ESPE Abstracts

Mutations in HNF1A gene underlie the development of maturity onset diabetes of the young type 3 (MODY3). Mutations in ABCC8 gene are the cause of neonatal DM and the rare MODY12, which is clinically similar to MODY3. In these forms of MODY, there is a high sensitivity to sulfonylurea. Patient A, 17 y.o. He was born to woman with gestational DM. At the age of 12.5, fasting hyperglycemia of 13 mmol/l was detected. Insulin therapy was not prescribed due to the parent’s refusal. At the 14.5 y.o, since his mother was diagnosed with MODY3, a pathogenic variant p.R54X in HNF1A was detected, a MODY3 was diagnosed. At the age of 15, he was hospitalized with hyperglycemia 13.8 mmol/l. HbA1c - 9.8%. Long-acting insulin was assigned. Subsequently, the patient used insulin irregularly and consumed large amounts of carbohydrates. His maximum HbAc1 was 20,5%. At 17 y.o, he was admitted to hospital: glycemia was 18.6 mmol/l, HbAc1 - 12.6%, islet antibodies were negative. Intensified insulin therapy (0.9 units/kg/day) led to the normalization of glycemia. Specific diabetic complications were not detected. In addition to the variant in the HNF1A, a p.R521X variant was found in the ABCC8. After 3 months, the boy was successfully transferred to glibenclamide 7.5 mg/day. Patient L, 37 y.o, proband's mother. At the age of 20, gestational DM was diagnosed: fasting glycemia was 6-9 mmol/l, she refused insulin therapy. At the 32 y.o, an examination for cholelithiasis revealed hyperglycemia, the variant p.R54 X in the HNF1A was detected. To date, she has not received hypoglycemic therapy, followed a carbohydrate-restricted diet. At the last examination at the age of 37, HbAc1 was 6.7%, a variant of p.R521X was found in the ABCC8 as in the son. Patient S, 8 y.o, proband's sister. HbAc1 – 5.4%, fasting glycemia – 4.7 mmol/l. There are variants of p.R54X in the HNF1A and p.R521X in the ABCC8.
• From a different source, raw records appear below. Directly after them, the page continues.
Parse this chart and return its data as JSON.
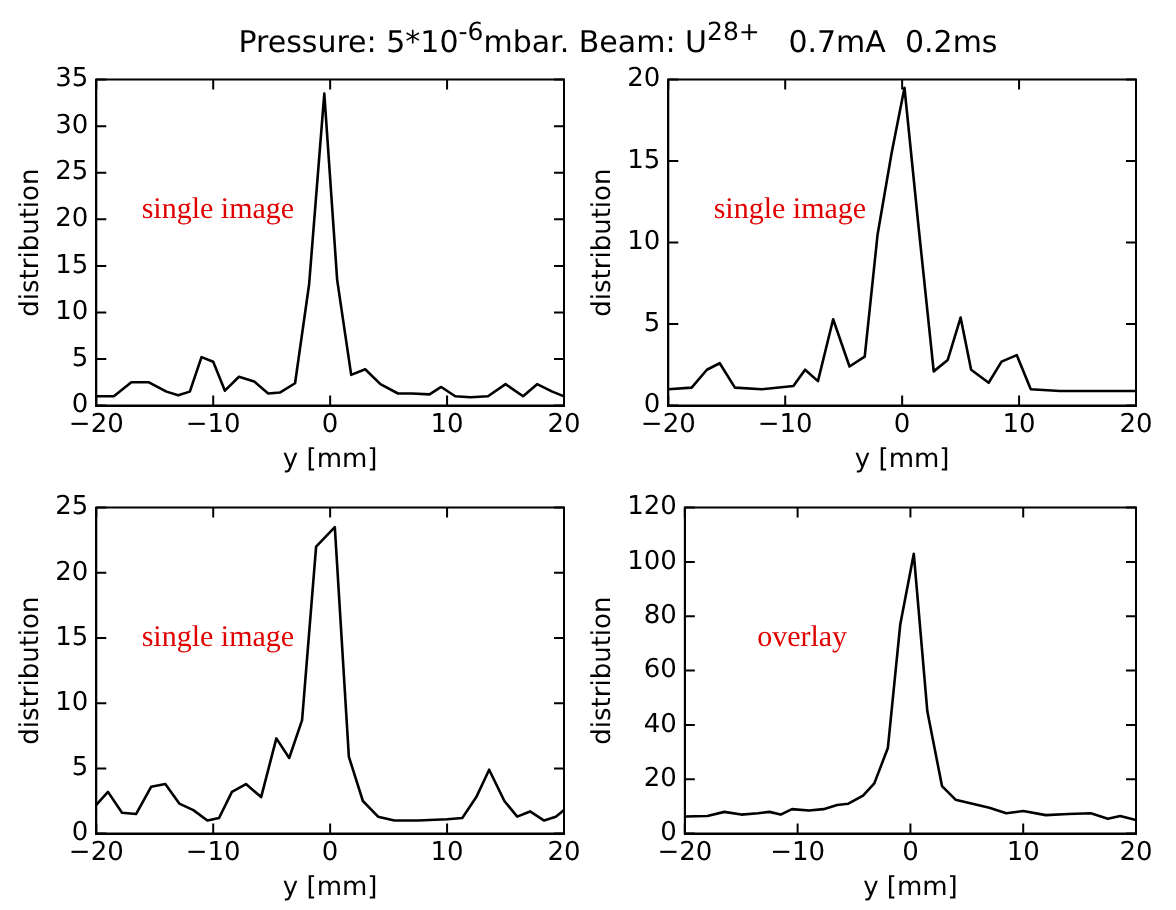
{
  "chart_data": [
    {
      "type": "line",
      "title": "Pressure: 5*10$^{-6}$mbar. Beam: U$^{28+}$   0.7mA  0.2ms",
      "xlabel": "y [mm]",
      "ylabel": "distribution",
      "annotations": [
        "single image"
      ],
      "xlim": [
        -20,
        20
      ],
      "xticks": [
        -20,
        -10,
        0,
        10,
        20
      ],
      "ylim": [
        0,
        35
      ],
      "yticks": [
        0,
        5,
        10,
        15,
        20,
        25,
        30,
        35
      ],
      "grid": false,
      "legend": false,
      "marker": "none",
      "line_style": "solid",
      "x": [
        -20,
        -18.5,
        -17,
        -15.5,
        -14,
        -13,
        -12,
        -11,
        -10,
        -9,
        -7.8,
        -6.5,
        -5.3,
        -4.3,
        -3,
        -1.8,
        -0.5,
        0.6,
        1.8,
        3,
        4.3,
        5.8,
        7,
        8.5,
        9.5,
        10.7,
        12,
        13.5,
        15,
        16.5,
        17.7,
        19,
        20
      ],
      "series": [
        {
          "color": "#000000",
          "values": [
            1,
            1,
            2.5,
            2.5,
            1.5,
            1.1,
            1.5,
            5.2,
            4.7,
            1.6,
            3.1,
            2.6,
            1.3,
            1.4,
            2.4,
            13,
            33.5,
            13.5,
            3.3,
            3.9,
            2.3,
            1.3,
            1.3,
            1.2,
            2,
            1,
            0.9,
            1,
            2.3,
            1,
            2.3,
            1.5,
            1
          ]
        }
      ]
    },
    {
      "type": "line",
      "xlabel": "y [mm]",
      "ylabel": "distribution",
      "annotations": [
        "single image"
      ],
      "xlim": [
        -20,
        20
      ],
      "xticks": [
        -20,
        -10,
        0,
        10,
        20
      ],
      "ylim": [
        0,
        20
      ],
      "yticks": [
        0,
        5,
        10,
        15,
        20
      ],
      "grid": false,
      "legend": false,
      "marker": "none",
      "line_style": "solid",
      "x": [
        -20,
        -18,
        -16.7,
        -15.6,
        -14.3,
        -12,
        -9.3,
        -8.3,
        -7.2,
        -5.9,
        -4.5,
        -3.2,
        -2.1,
        -0.9,
        0.2,
        1.4,
        2.7,
        3.9,
        5,
        5.9,
        7.4,
        8.5,
        9.8,
        11,
        13.5,
        16,
        20
      ],
      "series": [
        {
          "color": "#000000",
          "values": [
            1,
            1.1,
            2.2,
            2.6,
            1.1,
            1,
            1.2,
            2.2,
            1.5,
            5.3,
            2.4,
            3,
            10.5,
            15.5,
            19.5,
            11,
            2.1,
            2.8,
            5.4,
            2.2,
            1.4,
            2.7,
            3.1,
            1,
            0.9,
            0.9,
            0.9
          ]
        }
      ]
    },
    {
      "type": "line",
      "xlabel": "y [mm]",
      "ylabel": "distribution",
      "annotations": [
        "single image"
      ],
      "xlim": [
        -20,
        20
      ],
      "xticks": [
        -20,
        -10,
        0,
        10,
        20
      ],
      "ylim": [
        0,
        25
      ],
      "yticks": [
        0,
        5,
        10,
        15,
        20,
        25
      ],
      "grid": false,
      "legend": false,
      "marker": "none",
      "line_style": "solid",
      "x": [
        -20,
        -19,
        -17.8,
        -16.6,
        -15.3,
        -14.1,
        -12.9,
        -11.7,
        -10.5,
        -9.5,
        -8.4,
        -7.2,
        -5.9,
        -4.6,
        -3.5,
        -2.4,
        -1.2,
        0.4,
        1.6,
        2.8,
        4.1,
        5.5,
        7.5,
        10,
        11.3,
        12.5,
        13.6,
        14.9,
        16,
        17.1,
        18.3,
        19.3,
        20
      ],
      "series": [
        {
          "color": "#000000",
          "values": [
            2.2,
            3.2,
            1.6,
            1.5,
            3.6,
            3.8,
            2.3,
            1.8,
            1,
            1.2,
            3.2,
            3.8,
            2.8,
            7.3,
            5.8,
            8.7,
            22,
            23.5,
            5.9,
            2.5,
            1.3,
            1,
            1,
            1.1,
            1.2,
            2.8,
            4.9,
            2.5,
            1.3,
            1.7,
            1,
            1.3,
            1.8
          ]
        }
      ]
    },
    {
      "type": "line",
      "xlabel": "y [mm]",
      "ylabel": "distribution",
      "annotations": [
        "overlay"
      ],
      "xlim": [
        -20,
        20
      ],
      "xticks": [
        -20,
        -10,
        0,
        10,
        20
      ],
      "ylim": [
        0,
        120
      ],
      "yticks": [
        0,
        20,
        40,
        60,
        80,
        100,
        120
      ],
      "grid": false,
      "legend": false,
      "marker": "none",
      "line_style": "solid",
      "x": [
        -20,
        -18,
        -16.5,
        -15,
        -13.5,
        -12.5,
        -11.5,
        -10.5,
        -9,
        -7.7,
        -6.5,
        -5.5,
        -4.2,
        -3.2,
        -2,
        -0.9,
        0.3,
        1.5,
        2.8,
        4,
        5.5,
        7,
        8.5,
        10,
        12,
        14,
        16,
        17.5,
        18.6,
        20
      ],
      "series": [
        {
          "color": "#000000",
          "values": [
            6.3,
            6.5,
            8,
            7,
            7.5,
            8,
            7,
            9,
            8.5,
            9,
            10.5,
            11,
            14,
            18.5,
            31.5,
            77,
            103,
            45,
            17.5,
            12.5,
            11,
            9.5,
            7.5,
            8.3,
            6.8,
            7.2,
            7.5,
            5.5,
            6.5,
            5
          ]
        }
      ]
    }
  ]
}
Conclusion: MODY associated with variants in the HNF1A and ABCC8 is characterized by a different degree of carbohydrate metabolism disorders, depending on the location of mutation in gene and its severity. We have presented a description of clinical polymorphism in members of family with a combination of identical mutations in the two MODY genes. The more severe disease in proband, apparently, is due to the low compliance. Normoglycemia in sister may be due to age, which requires further dynamic observation.